One popular training book, Run Less, Run Faster, promotes the idea of just three challenging runs per week with some cross training mixed in to round out the program. In the latest clinic I did with the Running Room, we didn’t do all-out training every time we went out. We did a combination that included some tempo runs, some speed work, and a long, slow, distance run every Sunday where we didn’t push the pace at all (though we did push distance).
So that’s not four to seven days a week. Here’s what they report:
Previous alarm-raising research was focused on relatively modest-sized groups of people doing large amounts of physical activity. But this new study comes from an examination of 1.1 million British women over a period of about a decade, and what it measures isn’t exercise so much as rest.
Called the Million Women Study, it tracked for nine years the vascular health of subjects recruited via Britain’s National Health Service. Starting out, the women, ranging in age from 50 to 64, completed surveys about how often they exercised and how strenuously.
Like nearly all physical-activity studies, this research found that exercisers experienced dramatically fewer adverse vascular events compared with non-exercisers. But for those involved in strenuous exercise–defined as “any work or exercise causing sweating or a fast heartbeat”—that advantage disappeared after two or three sessions a week.
Instead of doing better, women who engaged in tough training more than four times a week suffered increased vascular trouble:
At four to seven strenuous sessions a week, the exercisers experienced an uptick in adverse vascular effects, the study found. For women doing any kind of exercise, including gardening and housework, four to six days a week was optimal. Seven days was associated with a rise in vascular troubles.

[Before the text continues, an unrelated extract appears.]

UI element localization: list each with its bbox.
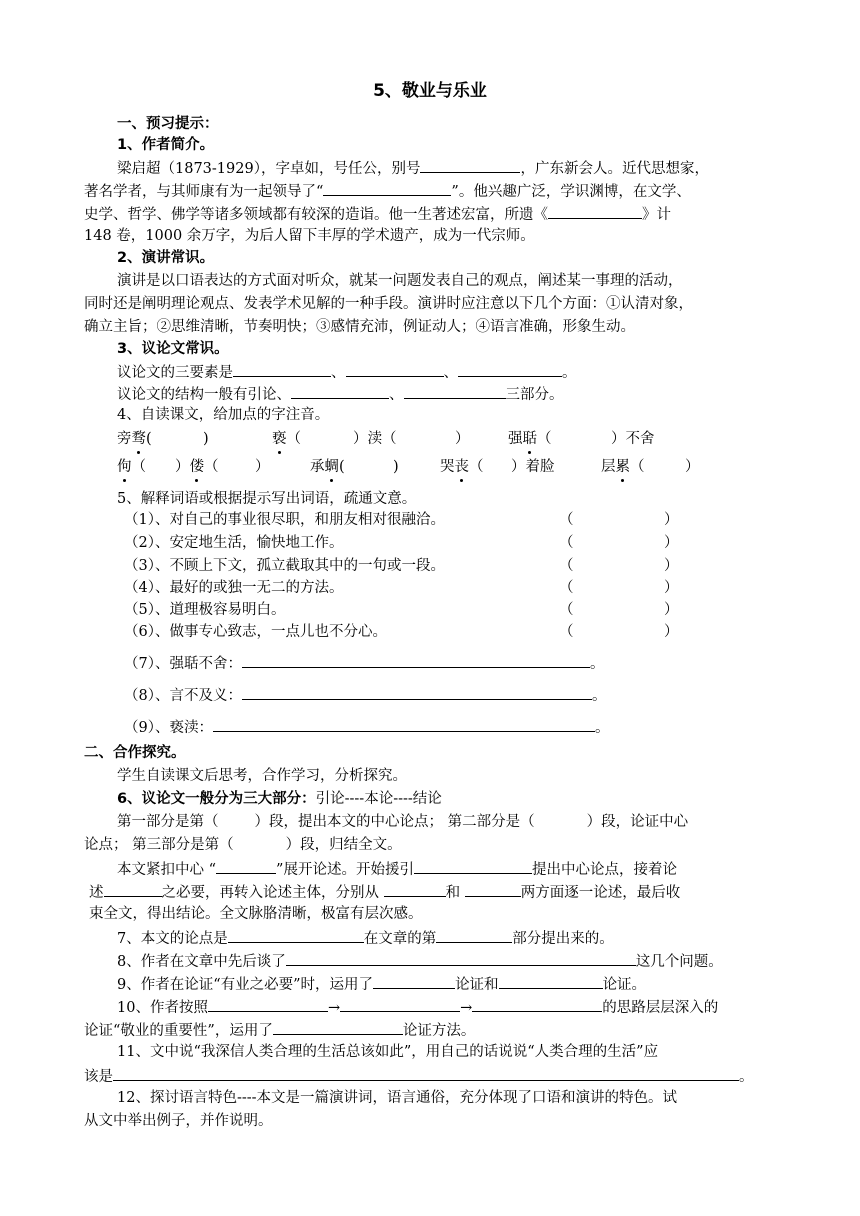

An especially surprising finding involved venous thromboembolism, typically involving blood clots in the legs. That condition is deeply associated with inactivity, and sure enough, it more often struck subjects who didn’t exercise than those who did. But women engaged in daily strenuous exercise suffered more episodes of venous thromboembolism than did those who exercised rarely or not at all. “That’s kind of shocking,” said O’Keefe.
The Wall Street Journal article is pretty sure no one is going to change their behaviour after learning of this study:
The study likely won’t change people’s behavior. Couch potatoes will take comfort from its suggestion that rest days are beneficial. And daily exercisers, if not large in number, are passionate in the belief that physical activity confers inexhaustible benefits.
But I want to take issue with their assumptions. The study is definitely not encouraging anyone to be “a couch potato.” Nor is it encouraging anyone to go overboard, engaging in vigorous activity seven days a week. But there’s a range of engagement between nothing and every day. There are also various intensities at which a person can work out.
As I said at the outset, I don’t think it’s a huge surprise that we can overdo it with exercise, pushing our physical limits without also getting adequate rest. But the antidote to that is not to rest all the time.
The upshot is about as bland as under-steeped tea: aiming for moderation is good for our health. Doing too little or too much isn’t.